Esses indicadores estarão entre os elementos que o Banco do Japão avaliará na próxima reunião de política monetária, marcada para os dias 17 e 18 de setembro, quando há expectativa de elevação da taxa básica de juros de 1% para 1,25%.
O núcleo do índice de preços ao consumidor, que contempla itens ligados à energia, mas exclui os preços voláteis de alimentos frescos, avançou 1,8% em julho na base anual, dentro do esperado pelo mercado.

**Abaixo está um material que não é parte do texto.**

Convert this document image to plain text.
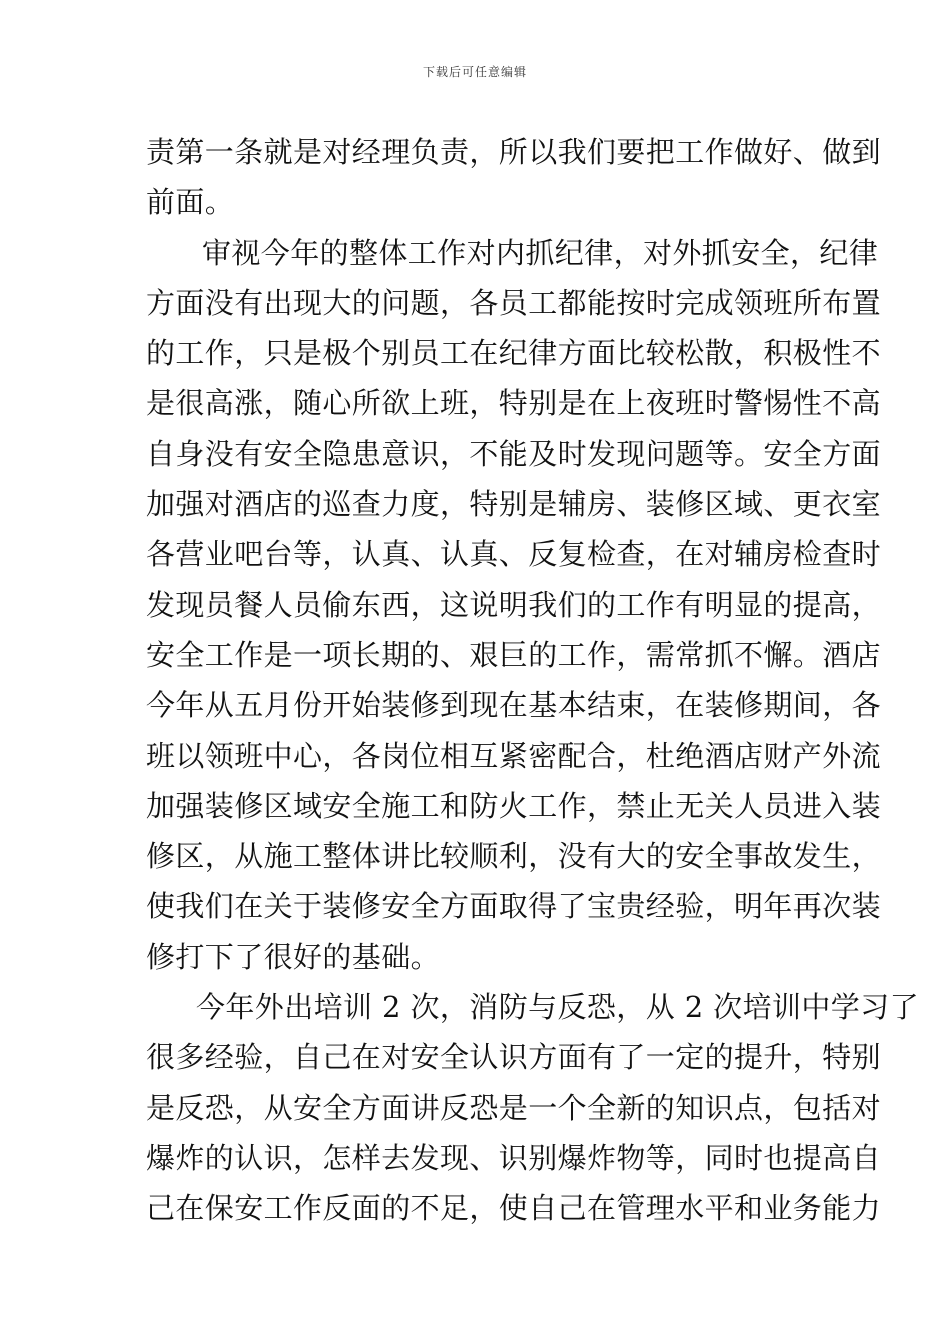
下载后可任意编辑
责第一条就是对经理负责，所以我们要把工作做好、做到
前面。
审视今年的整体工作对内抓纪律，对外抓安全，纪律
方面没有出现大的问题，各员工都能按时完成领班所布置
的工作，只是极个别员工在纪律方面比较松散，积极性不
是很高涨，随心所欲上班，特别是在上夜班时警惕性不高
自身没有安全隐患意识，不能及时发现问题等。安全方面
加强对酒店的巡查力度，特别是辅房、装修区域、更衣室
各营业吧台等，认真、认真、反复检查，在对辅房检查时
发现员餐人员偷东西，这说明我们的工作有明显的提高，
安全工作是一项长期的、艰巨的工作，需常抓不懈。酒店
今年从五月份开始装修到现在基本结束，在装修期间，各
班以领班中心，各岗位相互紧密配合，杜绝酒店财产外流
加强装修区域安全施工和防火工作，禁止无关人员进入装
修区，从施工整体讲比较顺利，没有大的安全事故发生，
使我们在关于装修安全方面取得了宝贵经验，明年再次装
修打下了很好的基础。
今年外出培训 2 次，消防与反恐，从 2 次培训中学习了
很多经验，自己在对安全认识方面有了一定的提升，特别
是反恐，从安全方面讲反恐是一个全新的知识点，包括对
爆炸的认识，怎样去发现、识别爆炸物等，同时也提高自
己在保安工作反面的不足，使自己在管理水平和业务能力
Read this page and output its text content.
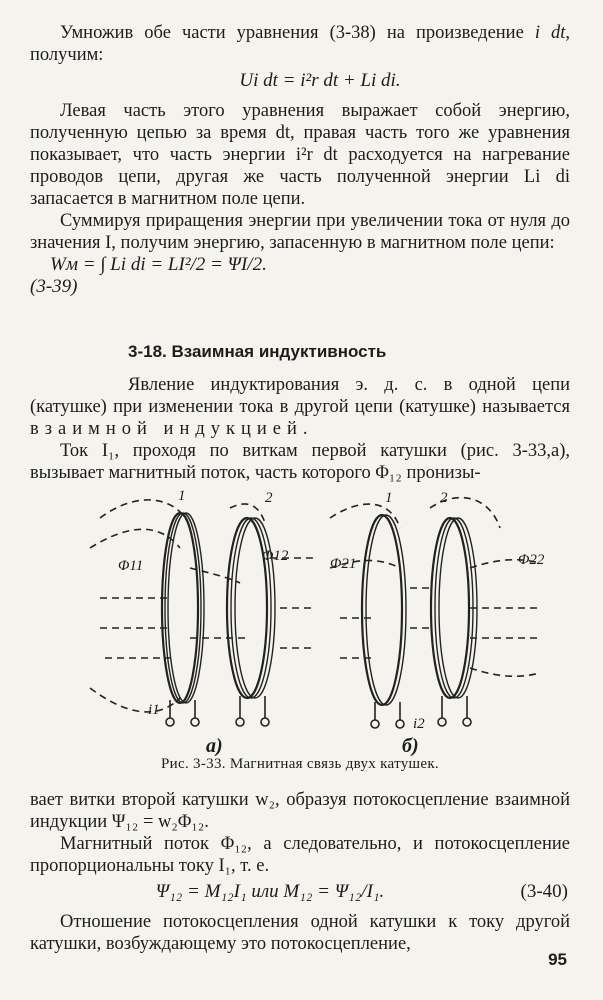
Умножив обе части уравнения (3-38) на произведение i dt, получим:

Ui dt = i²r dt + Li di.

Левая часть этого уравнения выражает собой энергию, полученную цепью за время dt, правая часть того же уравнения показывает, что часть энергии i²r dt расходуется на нагревание проводов цепи, другая же часть полученной энергии Li di запасается в магнитном поле цепи.

Суммируя приращения энергии при увеличении тока от нуля до значения I, получим энергию, запасенную в магнитном поле цепи:

Wм = ∫ Li di = LI²/2 = ΨI/2.
(3-39)
3-18. Взаимная индуктивность

Явление индуктирования э. д. с. в одной цепи (катушке) при изменении тока в другой цепи (катушке) называется взаимной индукцией.

Ток I₁, проходя по виткам первой катушки (рис. 3-33,а), вызывает магнитный поток, часть которого Φ₁₂ пронизы-

1	2
Φ11
Φ12
i1
1	2
Φ21	Φ22
i2
а)	б)
Рис. 3-33. Магнитная связь двух катушек.

вает витки второй катушки w₂, образуя потокосцепление взаимной индукции Ψ₁₂ = w₂Φ₁₂.

Магнитный поток Φ₁₂, а следовательно, и потокосцепление пропорциональны току I₁, т. е.

Ψ₁₂ = M₁₂I₁ или M₁₂ = Ψ₁₂/I₁.	(3-40)

Отношение потокосцепления одной катушки к току другой катушки, возбуждающему это потокосцепление,

95
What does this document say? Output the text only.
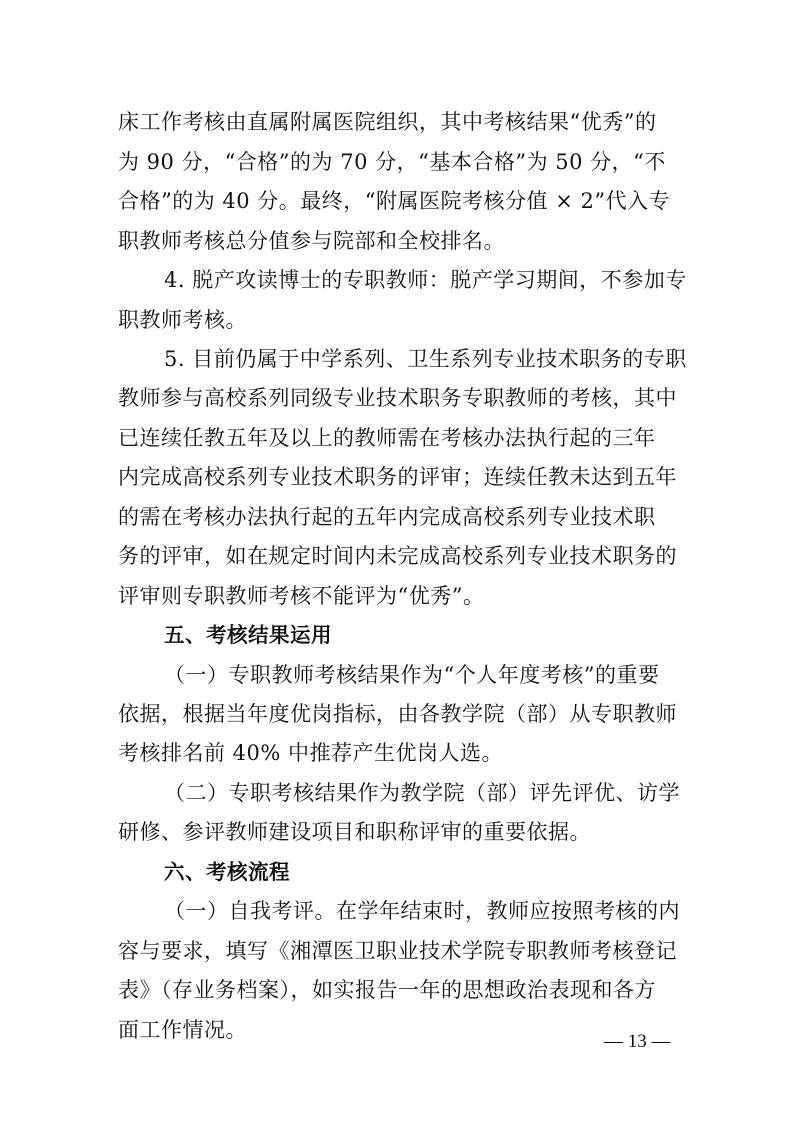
床工作考核由直属附属医院组织，其中考核结果“优秀”的
为 90 分，“合格”的为 70 分，“基本合格”为 50 分，“不
合格”的为 40 分。最终，“附属医院考核分值 × 2”代入专
职教师考核总分值参与院部和全校排名。
4. 脱产攻读博士的专职教师：脱产学习期间，不参加专
职教师考核。
5. 目前仍属于中学系列、卫生系列专业技术职务的专职
教师参与高校系列同级专业技术职务专职教师的考核，其中
已连续任教五年及以上的教师需在考核办法执行起的三年
内完成高校系列专业技术职务的评审；连续任教未达到五年
的需在考核办法执行起的五年内完成高校系列专业技术职
务的评审，如在规定时间内未完成高校系列专业技术职务的
评审则专职教师考核不能评为“优秀”。
五、考核结果运用
（一）专职教师考核结果作为“个人年度考核”的重要
依据，根据当年度优岗指标，由各教学院（部）从专职教师
考核排名前 40% 中推荐产生优岗人选。
（二）专职考核结果作为教学院（部）评先评优、访学
研修、参评教师建设项目和职称评审的重要依据。
六、考核流程
（一）自我考评。在学年结束时，教师应按照考核的内
容与要求，填写《湘潭医卫职业技术学院专职教师考核登记
表》（存业务档案），如实报告一年的思想政治表现和各方
面工作情况。	— 13 —
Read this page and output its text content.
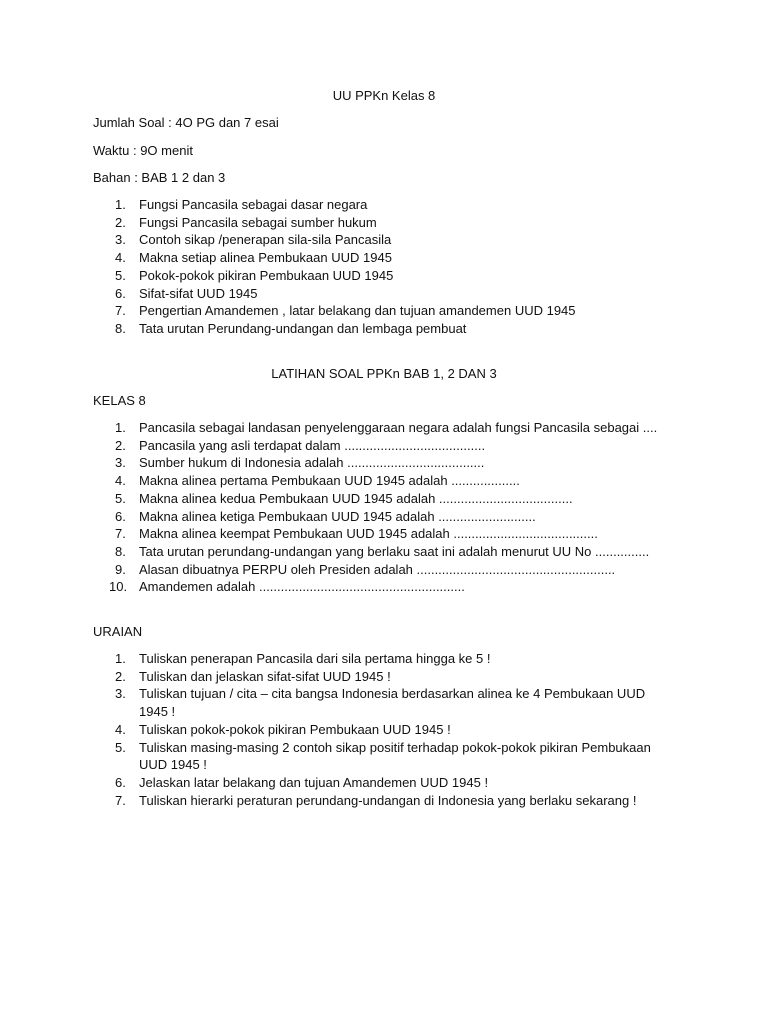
UU PPKn Kelas 8
Jumlah Soal : 4O PG dan 7 esai
Waktu : 9O menit
Bahan : BAB 1 2 dan 3
1. Fungsi Pancasila sebagai dasar negara
2. Fungsi Pancasila sebagai sumber hukum
3. Contoh sikap /penerapan sila-sila Pancasila
4. Makna setiap alinea Pembukaan UUD 1945
5. Pokok-pokok pikiran Pembukaan UUD 1945
6. Sifat-sifat UUD 1945
7. Pengertian Amandemen , latar belakang dan tujuan amandemen UUD 1945
8. Tata urutan Perundang-undangan dan lembaga pembuat
LATIHAN SOAL PPKn BAB 1, 2 DAN 3
KELAS 8
1. Pancasila sebagai landasan penyelenggaraan negara adalah fungsi Pancasila sebagai ....
2. Pancasila yang asli terdapat dalam .......................................
3. Sumber hukum di Indonesia adalah ......................................
4. Makna alinea pertama Pembukaan UUD 1945 adalah ...................
5. Makna alinea kedua Pembukaan UUD 1945 adalah .....................................
6. Makna alinea ketiga Pembukaan UUD 1945 adalah ...........................
7. Makna alinea keempat Pembukaan UUD 1945 adalah ........................................
8. Tata urutan perundang-undangan yang berlaku saat ini adalah menurut UU No ...............
9. Alasan dibuatnya PERPU oleh Presiden adalah .......................................................
10. Amandemen adalah .........................................................
URAIAN
1. Tuliskan penerapan Pancasila dari sila pertama hingga ke 5 !
2. Tuliskan dan jelaskan sifat-sifat UUD 1945 !
3. Tuliskan tujuan / cita – cita bangsa Indonesia berdasarkan alinea ke 4 Pembukaan UUD 1945 !
4. Tuliskan pokok-pokok pikiran Pembukaan UUD 1945 !
5. Tuliskan masing-masing 2 contoh sikap positif terhadap pokok-pokok pikiran Pembukaan UUD 1945 !
6. Jelaskan latar belakang dan tujuan Amandemen UUD 1945 !
7. Tuliskan hierarki peraturan perundang-undangan di Indonesia yang berlaku sekarang !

Esse movimento veio depois de uma alta de 1,6% em junho e permaneceu abaixo da meta de 2% do Banco do Japão pelo sétimo mês seguido, em grande parte por causa do efeito dos subsídios governamentais direcionados a conter os custos dos combustíveis.
Analistas projetam que o núcleo da inflação deve acelerar para além da meta do Banco do Japão nos próximos meses, conforme se amplia o repasse dos custos das matérias-primas, o que já provocou um avanço expressivo da inflação no atacado.
“É provável que o núcleo da inflação ao consumidor volte a ganhar ritmo, dada a renovada tensão no Oriente Médio, o que elevará os preços do petróleo e intensificará as pressões inflacionárias decorrentes da desvalorização do iene”, afirmou Masato Koike, economista sênior do Sompo Institute Plus, acrescentando que espera um aumento da taxa de juros pelo banco central em setembro.
Um índice que exclui tanto os preços voláteis de alimentos frescos quanto os de combustíveis — acompanhado de perto pelo Banco do Japão como um indicador mais claro da inflação subjacente — subiu 1,9% em julho na comparação anual, ante 1,7% em junho.
Depois de elevar a taxa básica de juros para 1% em junho, o maior patamar em 31 anos, o Banco do Japão manteve a política monetária inalterada em julho, mas fez seus comentários mais contundentes até agora sobre o risco crescente de inflação.
Fontes ouvidas pela Reuters indicaram que o Banco do Japão deve aumentar os juros já em setembro e avalia altas mais agressivas a partir de então, em comparação ao ritmo atual de aproximadamente duas vezes por ano.
Um recente avanço da inflação no atacado, que atingiu 7,2% em julho na base anual, evidenciou a crescente pressão sobre os preços causada pelo conflito no Oriente Médio, o que tende a elevar os preços ao consumidor com um certo defasamento, conforme analistas.